Em alto-mar, dispersos numa imensidão de água, os navios podem não parecer uma grande ameaça ao meio ambiente. Mas a poluição causada por embarcações impressiona: já representa 2% das emissões globais de CO2.
Um projeto desenvolvido dentro Escola Politécnica da USP, em parceria com empresas e outras instituições de ensino e pesquisa, vem tentando reduzir esses números. Em especial os poluentes causados pelos PSV (Platform Supply Vessel), navios que podem chegar a 100 metros de comprimento e são geralmente usados para transportes de cargas e pessoas até plataformas de extração de petróleo e gás localizadas em alto-mar.
Essas embarcações requerem muita energia, por vezes muito mais que uma ilha habitável inteira, diz o engenheiro Maurício Salles, um dos pesquisadores do projeto. O arquipélago de Fernando de Noronha, por exemplo, é alimentado por equipamentos (geradores a diesel e fontes renováveis) com cerca de 4 megawatts de potência. A energia de algumas embarcações chega a ser dez vezes maior.
A ideia do projeto é melhorar a eficiência de navios combinando seus já existentes motores de combustão a diesel com baterias de lítio. As embarcações costumam ter mais de um gerador, já que pode haver falhas (e o risco de ficar à deriva em alto-mar). Assim, uma máquina consegue suprir eventuais defeitos da outra. Mas os motores trabalham na chamada eficiência ruim, ou seja, não usam toda a energia gerada pelo combustível queimado — mais da metade vira fumaça. O que as baterias fazem é armazenar essa carga desperdiçada. Elas não são totalmente eficientes, mas é possível aproveitar cerca de 90% da energia guardada nelas.

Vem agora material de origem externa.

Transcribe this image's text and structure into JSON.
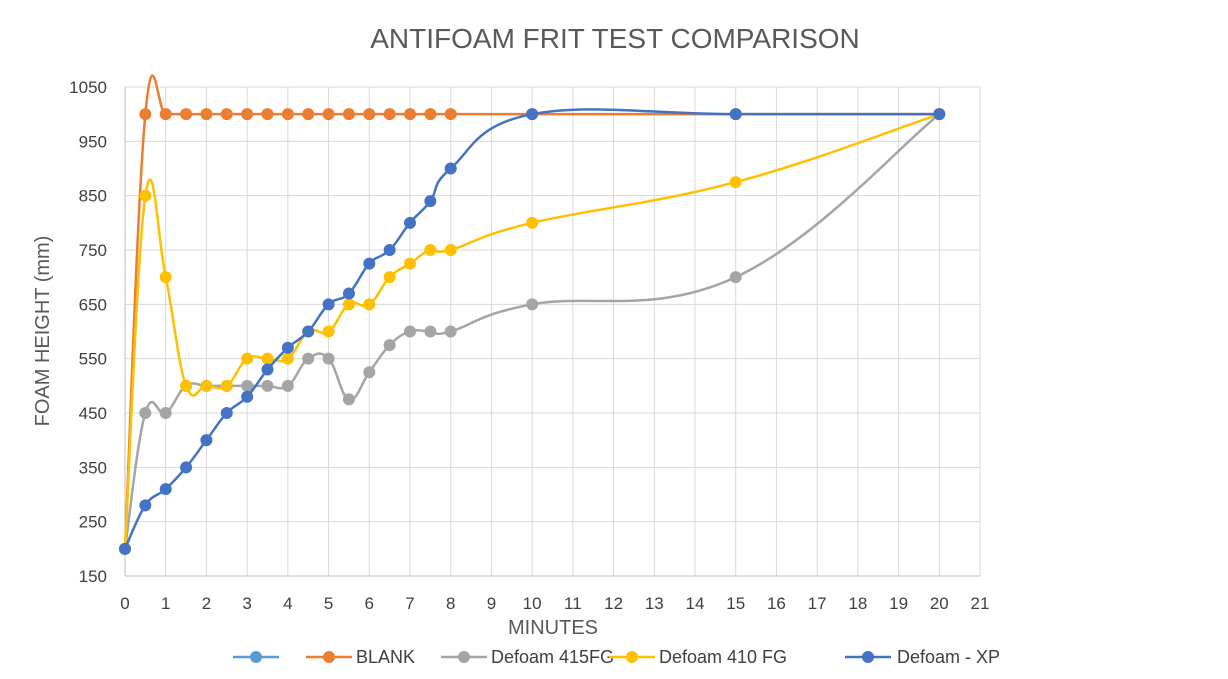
{
  "chart_data": {
    "type": "line",
    "title": "ANTIFOAM FRIT TEST COMPARISON",
    "xlabel": "MINUTES",
    "ylabel": "FOAM HEIGHT (mm)",
    "xlim": [
      0,
      21
    ],
    "ylim": [
      150,
      1050
    ],
    "x_ticks": [
      0,
      1,
      2,
      3,
      4,
      5,
      6,
      7,
      8,
      9,
      10,
      11,
      12,
      13,
      14,
      15,
      16,
      17,
      18,
      19,
      20,
      21
    ],
    "y_ticks": [
      150,
      250,
      350,
      450,
      550,
      650,
      750,
      850,
      950,
      1050
    ],
    "grid": true,
    "legend_position": "bottom",
    "series": [
      {
        "name": "",
        "color": "#5b9bd5",
        "x": [],
        "y": []
      },
      {
        "name": "BLANK",
        "color": "#ed7d31",
        "x": [
          0,
          0.5,
          1,
          1.5,
          2,
          2.5,
          3,
          3.5,
          4,
          4.5,
          5,
          5.5,
          6,
          6.5,
          7,
          7.5,
          8,
          10,
          15,
          20
        ],
        "y": [
          200,
          1000,
          1000,
          1000,
          1000,
          1000,
          1000,
          1000,
          1000,
          1000,
          1000,
          1000,
          1000,
          1000,
          1000,
          1000,
          1000,
          1000,
          1000,
          1000
        ]
      },
      {
        "name": "Defoam 415FG",
        "color": "#a5a5a5",
        "x": [
          0,
          0.5,
          1,
          1.5,
          2,
          2.5,
          3,
          3.5,
          4,
          4.5,
          5,
          5.5,
          6,
          6.5,
          7,
          7.5,
          8,
          10,
          15,
          20
        ],
        "y": [
          200,
          450,
          450,
          500,
          500,
          500,
          500,
          500,
          500,
          550,
          550,
          475,
          525,
          575,
          600,
          600,
          600,
          650,
          700,
          1000
        ]
      },
      {
        "name": "Defoam 410 FG",
        "color": "#ffc000",
        "x": [
          0,
          0.5,
          1,
          1.5,
          2,
          2.5,
          3,
          3.5,
          4,
          4.5,
          5,
          5.5,
          6,
          6.5,
          7,
          7.5,
          8,
          10,
          15,
          20
        ],
        "y": [
          200,
          850,
          700,
          500,
          500,
          500,
          550,
          550,
          550,
          600,
          600,
          650,
          650,
          700,
          725,
          750,
          750,
          800,
          875,
          1000
        ]
      },
      {
        "name": "Defoam - XP",
        "color": "#4472c4",
        "x": [
          0,
          0.5,
          1,
          1.5,
          2,
          2.5,
          3,
          3.5,
          4,
          4.5,
          5,
          5.5,
          6,
          6.5,
          7,
          7.5,
          8,
          10,
          15,
          20
        ],
        "y": [
          200,
          280,
          310,
          350,
          400,
          450,
          480,
          530,
          570,
          600,
          650,
          670,
          725,
          750,
          800,
          840,
          900,
          1000,
          1000,
          1000
        ]
      }
    ]
  }
}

As simulações mostraram que a combinação reduz até 8,7% das emissões de CO2 de um navio em movimento. Em plataformas — quando a embarcação precisa manter os propulsores ligados para ficar parada na água, já que a profundidade é muito grande para se usar uma âncora — a redução é maior, variando entre 34,6% e 47%.
“Você pode perguntar: por que as embarcações não são 100% elétricas? Isso funciona em barcos menores e de missões mais curtas. Quando são maiores e fazem viagens mais longas, de quatro dias, por exemplo, ou transportes que vão de um continente a outro, não há muita opção além do combustível fóssil”, diz Salles, que é professor da Escola Politécnica da USP e especialista do Instituto de Engenheiros Eletricistas e Eletrônicos (IEEE), organização dedicada ao avanço da tecnologia. Antes de embarcar no projeto, há cerca de três anos, foi professor visitante na Universidade de Harvard, estudando esse tipo de bateria.
O projeto também apontou uma facilidade de implementação desse suporte elétrico: podem ser colocadas em contêineres sobre o convés. Isso também ajudaria a controlar a temperatura (idealmente entre 15º C e 45º C) para garantir maior tempo de vida das baterias.
Mas os materiais ainda estão em estudo, mesmo porque esse uso em navios estressa muito as baterias, algo como dez vezes mais que um carro elétrico. “O avanço [de baterias como fonte de energia] cresceu muito, mas a melhor tecnologia a ser utilizada ainda não está definida”, afirma o engenheiro.
Agora falta estimar o impacto econômico desse uso combinado de energia, algo que o projeto — que também teve colaboração de pesquisadores do RCGI (Centro de Pesquisa para Inovação em Gás), do GeePs (ou Grupo de Engenharia Elétrica), da Universidade de Paris-Saclay, e do Tanque de Provas Numérico da USP — deve apresentar no próximo ano.